The initial committee was named as:
John Mills, Parochial Church Council; Charles Brown, British legion; Mrs M Newill, Mother’s Union; Mrs E Wilcox, School Managers and included others co-opted from time-to-time by the Committee up to a maximum of 13.
The first Committee meeting took place in October 1954 and was expected to take place annually in that month, although the Conveyance allows for the Committee to make alternative arrangements as appropriate.
On 15th October 1954, the land was vested in The Official Trustee of Charity Lands by order of the Charity Commission. The term ‘Official Trustee’ was changed to the ‘Official Custodian’ in 1961.
In 1989 we raised money and applied for grants that were used to repair, replace windows, insulate and re-clad from the original asbestos. The work was carried out in 1990 and cost approximately £7,000.
In applying for the grant, I was asked to name the Trustees. On enquiring, it transpired that all of the original Trustees were deceased. We therefore arranged for the Parish Council to act as Trustees. It turns out that this was unnecessary and ill-informed.
As I understand it now, there are 2 types of Trustees: Custodian Trustees and Charity Trustees. The original trustees were Custodian Trustees, in relation to the land, and once the land had been vested in The Official trustee, their role was dissolved.
The Charity Trustees are the Management Committee and our role is to ensure that the charity is managed efficiently and meets its stated aims (as above).

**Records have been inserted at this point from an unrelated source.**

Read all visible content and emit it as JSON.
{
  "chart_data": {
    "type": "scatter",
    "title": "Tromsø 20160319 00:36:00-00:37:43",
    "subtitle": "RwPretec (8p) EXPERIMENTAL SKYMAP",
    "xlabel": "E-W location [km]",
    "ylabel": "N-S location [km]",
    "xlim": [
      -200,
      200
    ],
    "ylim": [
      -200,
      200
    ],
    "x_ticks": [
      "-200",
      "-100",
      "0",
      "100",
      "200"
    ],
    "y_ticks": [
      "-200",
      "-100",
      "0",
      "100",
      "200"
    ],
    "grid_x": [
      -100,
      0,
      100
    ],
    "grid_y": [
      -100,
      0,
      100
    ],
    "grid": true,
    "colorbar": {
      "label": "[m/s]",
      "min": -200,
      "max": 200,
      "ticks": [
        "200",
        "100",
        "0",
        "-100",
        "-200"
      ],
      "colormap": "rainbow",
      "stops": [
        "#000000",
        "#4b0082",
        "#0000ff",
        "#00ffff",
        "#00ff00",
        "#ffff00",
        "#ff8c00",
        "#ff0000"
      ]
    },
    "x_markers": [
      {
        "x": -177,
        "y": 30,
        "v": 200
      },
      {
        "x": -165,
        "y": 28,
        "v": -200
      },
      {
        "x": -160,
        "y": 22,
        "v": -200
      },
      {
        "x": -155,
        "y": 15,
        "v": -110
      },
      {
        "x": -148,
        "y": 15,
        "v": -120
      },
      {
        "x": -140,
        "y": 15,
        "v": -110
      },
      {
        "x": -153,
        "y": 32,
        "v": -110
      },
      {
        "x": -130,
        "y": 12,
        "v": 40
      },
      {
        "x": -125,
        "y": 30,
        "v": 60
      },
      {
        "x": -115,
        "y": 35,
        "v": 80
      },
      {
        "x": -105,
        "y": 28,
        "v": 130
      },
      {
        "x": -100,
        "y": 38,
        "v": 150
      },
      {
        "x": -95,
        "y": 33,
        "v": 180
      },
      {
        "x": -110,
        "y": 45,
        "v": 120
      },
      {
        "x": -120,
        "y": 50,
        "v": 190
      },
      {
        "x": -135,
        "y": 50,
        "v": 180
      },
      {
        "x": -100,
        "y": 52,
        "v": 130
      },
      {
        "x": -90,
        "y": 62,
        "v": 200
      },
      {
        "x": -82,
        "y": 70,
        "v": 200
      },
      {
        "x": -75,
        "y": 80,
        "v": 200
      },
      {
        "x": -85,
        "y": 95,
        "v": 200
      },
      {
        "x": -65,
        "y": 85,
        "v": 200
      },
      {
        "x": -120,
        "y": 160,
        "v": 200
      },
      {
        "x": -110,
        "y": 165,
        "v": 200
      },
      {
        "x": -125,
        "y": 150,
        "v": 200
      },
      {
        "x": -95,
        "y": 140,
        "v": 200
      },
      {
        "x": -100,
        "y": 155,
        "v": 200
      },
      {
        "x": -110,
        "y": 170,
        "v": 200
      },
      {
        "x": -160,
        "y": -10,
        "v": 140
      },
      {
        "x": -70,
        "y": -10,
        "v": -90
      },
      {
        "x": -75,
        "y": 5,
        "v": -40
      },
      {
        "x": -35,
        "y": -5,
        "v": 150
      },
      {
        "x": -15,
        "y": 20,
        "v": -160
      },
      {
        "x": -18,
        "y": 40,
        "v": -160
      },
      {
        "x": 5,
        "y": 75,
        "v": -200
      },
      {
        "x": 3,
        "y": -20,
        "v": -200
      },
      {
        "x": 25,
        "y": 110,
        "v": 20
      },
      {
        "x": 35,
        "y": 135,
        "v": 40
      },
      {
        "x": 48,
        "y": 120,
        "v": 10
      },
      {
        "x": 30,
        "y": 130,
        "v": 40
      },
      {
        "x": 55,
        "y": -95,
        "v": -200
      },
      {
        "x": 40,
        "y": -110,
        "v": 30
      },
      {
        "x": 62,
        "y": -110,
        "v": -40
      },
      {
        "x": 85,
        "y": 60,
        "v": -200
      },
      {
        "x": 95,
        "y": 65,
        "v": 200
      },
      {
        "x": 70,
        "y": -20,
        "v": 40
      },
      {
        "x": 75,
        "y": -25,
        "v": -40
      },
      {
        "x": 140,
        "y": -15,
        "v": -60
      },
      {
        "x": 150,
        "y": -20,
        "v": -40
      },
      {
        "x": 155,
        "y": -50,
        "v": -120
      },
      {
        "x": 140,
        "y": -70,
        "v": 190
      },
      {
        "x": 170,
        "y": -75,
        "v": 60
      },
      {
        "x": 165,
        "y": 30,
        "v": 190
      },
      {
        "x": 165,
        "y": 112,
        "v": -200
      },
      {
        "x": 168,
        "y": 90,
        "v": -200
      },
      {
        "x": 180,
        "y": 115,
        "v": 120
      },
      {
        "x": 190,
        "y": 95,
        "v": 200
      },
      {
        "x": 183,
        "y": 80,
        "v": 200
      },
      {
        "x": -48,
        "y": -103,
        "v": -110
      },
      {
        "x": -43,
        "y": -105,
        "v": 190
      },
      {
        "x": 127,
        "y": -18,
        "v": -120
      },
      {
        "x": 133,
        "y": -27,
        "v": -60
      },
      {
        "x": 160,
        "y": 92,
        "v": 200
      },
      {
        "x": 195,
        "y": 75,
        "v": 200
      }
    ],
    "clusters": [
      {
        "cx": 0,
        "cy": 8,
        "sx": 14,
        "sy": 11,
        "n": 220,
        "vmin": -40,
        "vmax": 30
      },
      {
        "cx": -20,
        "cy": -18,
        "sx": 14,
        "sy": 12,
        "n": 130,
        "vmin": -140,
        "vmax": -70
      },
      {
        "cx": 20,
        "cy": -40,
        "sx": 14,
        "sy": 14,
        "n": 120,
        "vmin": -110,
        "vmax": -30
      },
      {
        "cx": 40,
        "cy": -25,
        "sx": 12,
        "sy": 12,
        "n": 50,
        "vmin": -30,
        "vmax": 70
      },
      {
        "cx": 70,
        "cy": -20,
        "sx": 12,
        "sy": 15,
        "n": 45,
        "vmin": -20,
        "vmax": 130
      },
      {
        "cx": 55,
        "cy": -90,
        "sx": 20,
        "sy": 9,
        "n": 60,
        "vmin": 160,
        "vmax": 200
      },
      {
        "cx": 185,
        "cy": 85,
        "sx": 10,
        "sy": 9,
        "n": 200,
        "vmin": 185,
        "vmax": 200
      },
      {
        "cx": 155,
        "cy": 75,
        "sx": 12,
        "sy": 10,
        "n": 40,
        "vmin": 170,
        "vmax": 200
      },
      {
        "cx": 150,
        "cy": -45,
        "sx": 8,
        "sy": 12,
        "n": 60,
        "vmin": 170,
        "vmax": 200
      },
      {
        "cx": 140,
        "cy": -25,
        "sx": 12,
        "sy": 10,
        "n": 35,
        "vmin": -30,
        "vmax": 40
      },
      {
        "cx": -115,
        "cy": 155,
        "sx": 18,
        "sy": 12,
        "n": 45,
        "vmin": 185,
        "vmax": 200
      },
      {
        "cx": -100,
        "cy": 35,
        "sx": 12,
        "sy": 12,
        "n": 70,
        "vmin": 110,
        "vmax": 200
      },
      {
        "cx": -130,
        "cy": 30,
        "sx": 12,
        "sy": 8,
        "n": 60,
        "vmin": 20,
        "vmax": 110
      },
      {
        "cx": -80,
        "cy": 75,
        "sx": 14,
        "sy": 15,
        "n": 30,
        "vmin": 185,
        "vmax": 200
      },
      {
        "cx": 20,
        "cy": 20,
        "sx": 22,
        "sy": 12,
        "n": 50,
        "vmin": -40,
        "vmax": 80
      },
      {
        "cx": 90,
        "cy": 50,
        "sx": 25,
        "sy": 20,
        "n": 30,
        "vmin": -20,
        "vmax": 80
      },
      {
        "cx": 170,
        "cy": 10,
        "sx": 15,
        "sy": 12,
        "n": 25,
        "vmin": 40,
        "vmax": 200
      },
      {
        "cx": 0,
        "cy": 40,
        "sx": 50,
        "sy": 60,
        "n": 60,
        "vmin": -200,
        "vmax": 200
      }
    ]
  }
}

When charity land is vested in The Official Custodian, the Deeds are usually kept by the Management Committee which retains all duties and responsibilities for maintenance, etc. If the need to sell the land arises, The Official Custodian must be made a party to any conveyance, transfer, lease or other deed which concerns the disposal of it. The advantages of using the Official Custodian are:
• the charity is saved the expense of making the new deeds required when its holding trustees change
• there is no risk that the charity land will remain vested in people who are no longer involved with the charity and who may be difficult to trace.